After settling the bill, Rosa shows the Stranger the room and he decides to rent it.
While putting up the Closed sign later that day, Rosa suddenly hears music coming from the backroom.
Quietly she walks to the room only to find Billy, her son, in his wheelchair already there. "Mum, listen, isn't this the most beautiful music you've ever heard" Billy whispers to Rosa. "Yes, son, it is" Rosa whispers back.
For the next eleven days, the Stranger comes in for coffee and pancakes every morning at eight am precise, but he no longer sits by himself because Billy always joins him. Billy who used to wolf down his pancakes, now cuts them into small pieces and instead of chattering, he eats in silence.
From the minute the Stranger invited Billy into his room and showed him the violin, the two of them seemed to establish an invisible heart to heart connection. Every night the Stranger teaches Billy how to play, and every night Billy falls asleep with a smile on his face. On Christmas eve morning, the Stranger doesn't come in to the diner for his breakfast. "Mum, where is Mr Rosenthal?" Billy asks Rosa anxiously.
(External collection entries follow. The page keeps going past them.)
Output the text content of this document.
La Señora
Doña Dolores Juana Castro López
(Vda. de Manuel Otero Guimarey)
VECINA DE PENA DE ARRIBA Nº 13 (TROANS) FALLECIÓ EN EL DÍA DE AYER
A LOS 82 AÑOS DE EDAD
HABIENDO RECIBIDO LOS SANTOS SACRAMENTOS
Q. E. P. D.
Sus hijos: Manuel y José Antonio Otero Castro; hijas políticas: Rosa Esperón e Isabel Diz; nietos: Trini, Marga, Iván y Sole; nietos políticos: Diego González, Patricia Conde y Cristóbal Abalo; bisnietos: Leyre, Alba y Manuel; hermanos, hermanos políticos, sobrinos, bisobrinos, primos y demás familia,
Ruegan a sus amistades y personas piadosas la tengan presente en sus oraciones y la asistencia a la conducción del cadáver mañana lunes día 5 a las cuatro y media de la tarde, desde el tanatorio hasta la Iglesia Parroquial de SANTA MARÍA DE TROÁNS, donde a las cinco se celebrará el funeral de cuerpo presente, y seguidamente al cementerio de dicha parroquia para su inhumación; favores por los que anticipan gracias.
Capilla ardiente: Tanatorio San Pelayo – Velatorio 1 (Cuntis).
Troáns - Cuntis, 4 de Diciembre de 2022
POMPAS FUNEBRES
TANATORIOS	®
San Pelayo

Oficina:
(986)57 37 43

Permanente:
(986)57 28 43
"Excuse me, but can you all just manage without me while I just make sure Mr Rosenthal is alright" Rosa says to the customers in the diner and with Billy in tow she rushes to the backroom.
Rosa gently knocks on the door...no answer. "Mr Rosenthal, are you alright?" she asks. "Mr Rosenthal, Mr Rosenthal?" Billy ask desperately.
Rosa opens the door. Mr Rosenthal, the Stranger, is laying on top of his bed, his little leather suitcase packed, the violin case open with a piece of paper resting on top of the violin. Billy rolls his wheelchair to the bed with tears rolling down his face. He gently lifts Mr Rosenthal's right hand to his face and strokes his own cheek with it. Rosa picks up the piece of paper with shaking hands.
"Dear Billy and Mrs Rosa, I knew I had very few days left to live when I arrived here, but I didn't know that my last days would be filled with so much love and friendship. I have enjoyed every minute with you Billy and your mum, and the chance to share my music with a young soul again before leaving this earth, has given me more more joy than words can ever express. I am the last survivor of my family, so please accept this violin as a token of my sincere affection and may you treasure it as you learn to play it and make it your friend just as I have always done.
At last, I now leave to see my children and my beloved family again,
sincerely Joshua Rosenthal, Shalom"
Billy rolls his wheelchair to the violin, lifts it, then gently caresses it.
Rosa puts the note in her apron pocket, bends down and embraces her son, the chair, the violin, and begins to sob softly.
"Mum, what does Stradivarius mean, it says so inside the violin?" Billy asks.
 
(ps. A Stradivarius or Strad is one of the violins, cellos, and other stringed instruments built by members of the Stradivari (Stradivarius) family, during the 17th and 18th centuries. According to their reputation, the quality of their sound has defied attempts to explain or equal it, and to aquire one ..................requires bags of money.)